I shot a look over at the fountain, where she was facing Fergus and Jenia.
All three of them abruptly stopped talking when they noticed me. The gray in Jenia's eyes zeroed in on me, and she crossed her arms. Fergus's mouth formed a wicked V with his smile. Dazmine looked away.
"Move along, Drey," Fergus called. "Unless you think you've got a little… fungal infection? In that case, I'd love to help you."
I recoiled. The verbiage. The knowing smile. He knew that I knew he'd killed Mr. Fenway, and he was casually inviting me to die the same way.
And since Kitterfol Lexington hadn't caught him the first time around—or if he had, he hadn't cared—Fergus could kill me without any immediate repercussions, no matter what the so-called rules were.
I didn't let myself recoil again.
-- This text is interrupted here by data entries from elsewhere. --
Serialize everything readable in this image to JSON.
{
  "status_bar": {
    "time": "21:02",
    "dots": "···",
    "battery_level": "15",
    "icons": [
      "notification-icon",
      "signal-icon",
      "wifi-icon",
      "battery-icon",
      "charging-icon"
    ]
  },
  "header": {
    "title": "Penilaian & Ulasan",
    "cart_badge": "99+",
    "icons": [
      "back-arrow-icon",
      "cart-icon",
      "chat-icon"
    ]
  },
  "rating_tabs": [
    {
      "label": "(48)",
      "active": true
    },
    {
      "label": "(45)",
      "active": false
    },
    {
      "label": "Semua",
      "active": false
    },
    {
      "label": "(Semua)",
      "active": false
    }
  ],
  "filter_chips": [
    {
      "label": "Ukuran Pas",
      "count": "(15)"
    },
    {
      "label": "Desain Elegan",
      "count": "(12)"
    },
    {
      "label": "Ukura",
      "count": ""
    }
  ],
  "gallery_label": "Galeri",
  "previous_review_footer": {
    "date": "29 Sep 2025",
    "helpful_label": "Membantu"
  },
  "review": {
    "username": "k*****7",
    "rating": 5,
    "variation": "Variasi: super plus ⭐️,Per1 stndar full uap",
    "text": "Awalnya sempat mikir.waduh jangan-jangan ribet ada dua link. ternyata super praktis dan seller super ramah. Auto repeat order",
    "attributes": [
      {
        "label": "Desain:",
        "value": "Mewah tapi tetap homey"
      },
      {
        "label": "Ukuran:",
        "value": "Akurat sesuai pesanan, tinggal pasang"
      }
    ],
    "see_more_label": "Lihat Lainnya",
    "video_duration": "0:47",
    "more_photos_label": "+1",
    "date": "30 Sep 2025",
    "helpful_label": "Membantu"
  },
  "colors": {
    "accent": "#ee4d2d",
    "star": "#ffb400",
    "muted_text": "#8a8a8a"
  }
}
Didn't let the fear creep out onto my face. Instead, I deadpanned, "No, thanks," and strode off in the other direction.
When I was out of sight, though, when I had made it across the bridge and was on the safe side of Bascite Boulevard, I plunged into the foliage past one of the Element Wielder houses, where I crouched in the ferns until my heartbeat steadied.
Legs clicked among the leaves.
I paused. Counted to ten. Felt its hairy, twitching presence. And as those vines of frigid cold crawled up and down the inside of my spine, I found my voice again.
"What would it take," I breathed at the eight green-tinted eyes staring out at me from a nest of stems and leaves and spiderwebs, "for you to be my spy?"